ある朝の情景。
朝、自転車に乗りながらふと空を見上げると、飛行機雲がぼやけて枝のようになっていました。それから電車に乗って車内から眺めてみると、ぼやけた飛行機雲が他の雲とまざってナスカの地上絵のようになっていました。何かに見えると考え込んでいると、それは鳥ではなくトビウオのような形に変わってきました。空を泳いでは飛ぶ魚はとても優雅で、眠い目をこすりながらこのままぼやけて空と一体化してしまうので、せめてと頭に残そうとしました。携帯であの一瞬を撮ったとしても、感情が手遅れになっていたことでしょう。

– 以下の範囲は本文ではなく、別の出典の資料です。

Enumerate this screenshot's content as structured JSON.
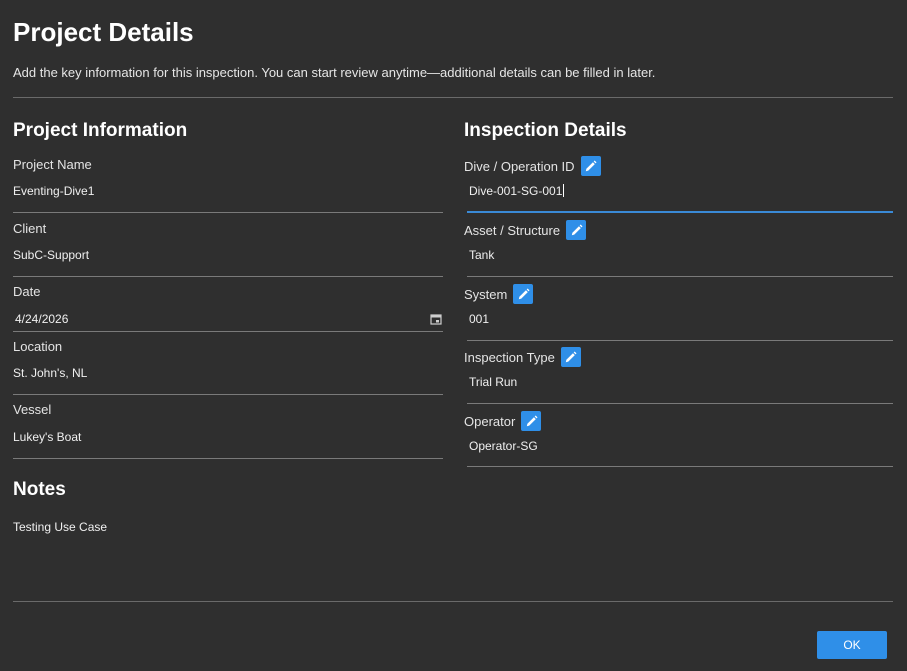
{
  "dialog": {
    "title": "Project Details",
    "subtitle": "Add the key information for this inspection. You can start review anytime—additional details can be filled in later."
  },
  "project_info": {
    "heading": "Project Information",
    "fields": [
      {
        "label": "Project Name",
        "value": "Eventing-Dive1"
      },
      {
        "label": "Client",
        "value": "SubC-Support"
      },
      {
        "label": "Date",
        "value": "4/24/2026"
      },
      {
        "label": "Location",
        "value": "St. John's, NL"
      },
      {
        "label": "Vessel",
        "value": "Lukey's Boat"
      }
    ]
  },
  "notes": {
    "heading": "Notes",
    "value": "Testing Use Case"
  },
  "inspection": {
    "heading": "Inspection Details",
    "fields": [
      {
        "label": "Dive / Operation ID",
        "value": "Dive-001-SG-001",
        "icon": "pencil-icon"
      },
      {
        "label": "Asset / Structure",
        "value": "Tank",
        "icon": "pencil-icon"
      },
      {
        "label": "System",
        "value": "001",
        "icon": "pencil-icon"
      },
      {
        "label": "Inspection Type",
        "value": "Trial Run",
        "icon": "pencil-icon"
      },
      {
        "label": "Operator",
        "value": "Operator-SG",
        "icon": "pencil-icon"
      }
    ]
  },
  "footer": {
    "ok_label": "OK"
  },
  "colors": {
    "background": "#2f2f2f",
    "accent": "#2f8fe8",
    "focus_underline": "#3a8ad6"
  }
}
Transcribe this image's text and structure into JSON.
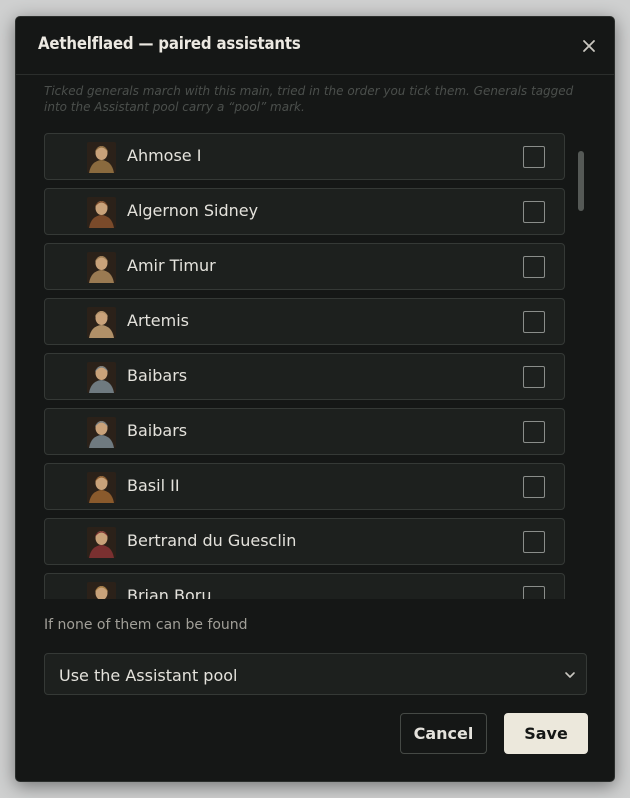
{
  "dialog": {
    "title": "Aethelflaed — paired assistants",
    "close_icon": "close-icon",
    "intro": "Ticked generals march with this main, tried in the order you tick them. Generals tagged into the Assistant pool carry a “pool” mark."
  },
  "generals": [
    {
      "name": "Ahmose I",
      "checked": false,
      "icon": "portrait-icon",
      "tone": "#8a6a3e"
    },
    {
      "name": "Algernon Sidney",
      "checked": false,
      "icon": "portrait-icon",
      "tone": "#7a4a2a"
    },
    {
      "name": "Amir Timur",
      "checked": false,
      "icon": "portrait-icon",
      "tone": "#9a7a52"
    },
    {
      "name": "Artemis",
      "checked": false,
      "icon": "portrait-icon",
      "tone": "#b09068"
    },
    {
      "name": "Baibars",
      "checked": false,
      "icon": "portrait-icon",
      "tone": "#6f7a80"
    },
    {
      "name": "Baibars",
      "checked": false,
      "icon": "portrait-icon",
      "tone": "#6f7a80"
    },
    {
      "name": "Basil II",
      "checked": false,
      "icon": "portrait-icon",
      "tone": "#8a5a2c"
    },
    {
      "name": "Bertrand du Guesclin",
      "checked": false,
      "icon": "portrait-icon",
      "tone": "#7a3030"
    },
    {
      "name": "Brian Boru",
      "checked": false,
      "icon": "portrait-icon",
      "tone": "#a07840"
    }
  ],
  "fallback": {
    "label": "If none of them can be found",
    "selected": "Use the Assistant pool",
    "icon": "chevron-down-icon"
  },
  "actions": {
    "cancel": "Cancel",
    "save": "Save"
  },
  "colors": {
    "background": "#151716",
    "row": "#1d201e",
    "border": "#353936",
    "text": "#e4e2dc",
    "save_button": "#ece8dc"
  }
}
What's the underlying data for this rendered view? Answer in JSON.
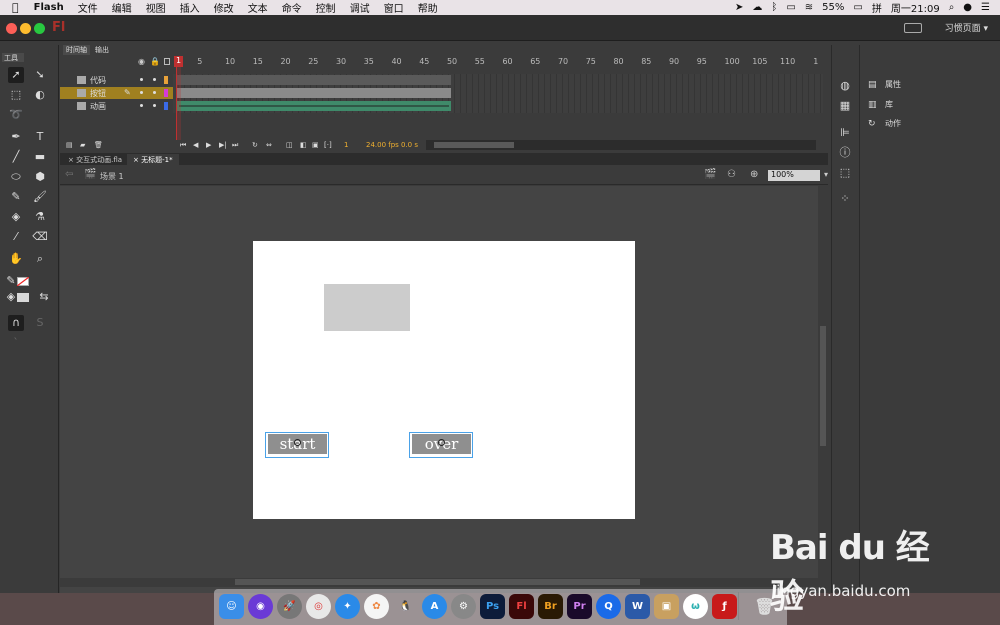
{
  "menubar": {
    "apple": "",
    "app_name": "Flash",
    "items": [
      "文件",
      "编辑",
      "视图",
      "插入",
      "修改",
      "文本",
      "命令",
      "控制",
      "调试",
      "窗口",
      "帮助"
    ],
    "battery": "55%",
    "clock": "周一21:09"
  },
  "window": {
    "logo": "Fl",
    "workspace": "习惯页面",
    "workspace_chevron": "▾"
  },
  "tools": {
    "tab_label": "工具"
  },
  "timeline": {
    "tabs": [
      "时间轴",
      "输出"
    ],
    "ruler": [
      "1",
      "5",
      "10",
      "15",
      "20",
      "25",
      "30",
      "35",
      "40",
      "45",
      "50",
      "55",
      "60",
      "65",
      "70",
      "75",
      "80",
      "85",
      "90",
      "95",
      "100",
      "105",
      "110",
      "1"
    ],
    "layers": [
      {
        "name": "代码",
        "color": "#e8a23a"
      },
      {
        "name": "按钮",
        "color": "#d63ad6"
      },
      {
        "name": "动画",
        "color": "#3a6ae8"
      }
    ],
    "current_frame": "1",
    "fps": "24.00 fps",
    "time": "0.0 s"
  },
  "documents": {
    "tabs": [
      "交互式动画.fla",
      "无标题-1*"
    ],
    "active_index": 1
  },
  "scene": {
    "name": "场景 1",
    "zoom": "100%"
  },
  "stage": {
    "buttons": [
      {
        "label": "start"
      },
      {
        "label": "over"
      }
    ]
  },
  "properties_panel": {
    "items": [
      "属性",
      "库",
      "动作"
    ]
  },
  "dock": {
    "apps": [
      "Ps",
      "Fl",
      "Br",
      "Pr",
      "W"
    ]
  },
  "watermark": {
    "logo": "Bai du 经验",
    "url": "jingyan.baidu.com"
  },
  "colors": {
    "accent_selection": "#4aa2e8",
    "layer_selected": "#a08020",
    "playhead": "#c03030"
  }
}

いつもより混雑してきた電車からは見えなくなって、つぶれたおにぎりとくしゃくしゃになった書類を持って時間を気にしながら改札を出る、と、空には太陽の下から始まる一本の白い線がありました。たどった先には米粒より小さい飛行機。線はゆるやかに地上へと向かっていて、このまま落ちてしまうのではないかと少し不安にもなりました。それだったら空をぐるっと回って世界中に線を残して、またここに戻ってくれば良いのに、なんてことを考えながら職場のドアを閉じました。
境界線なのか、結ぶ糸なのか、トビウオなのかハトなのか、色々考えながらずっと耳にしていたのはロングシーズン。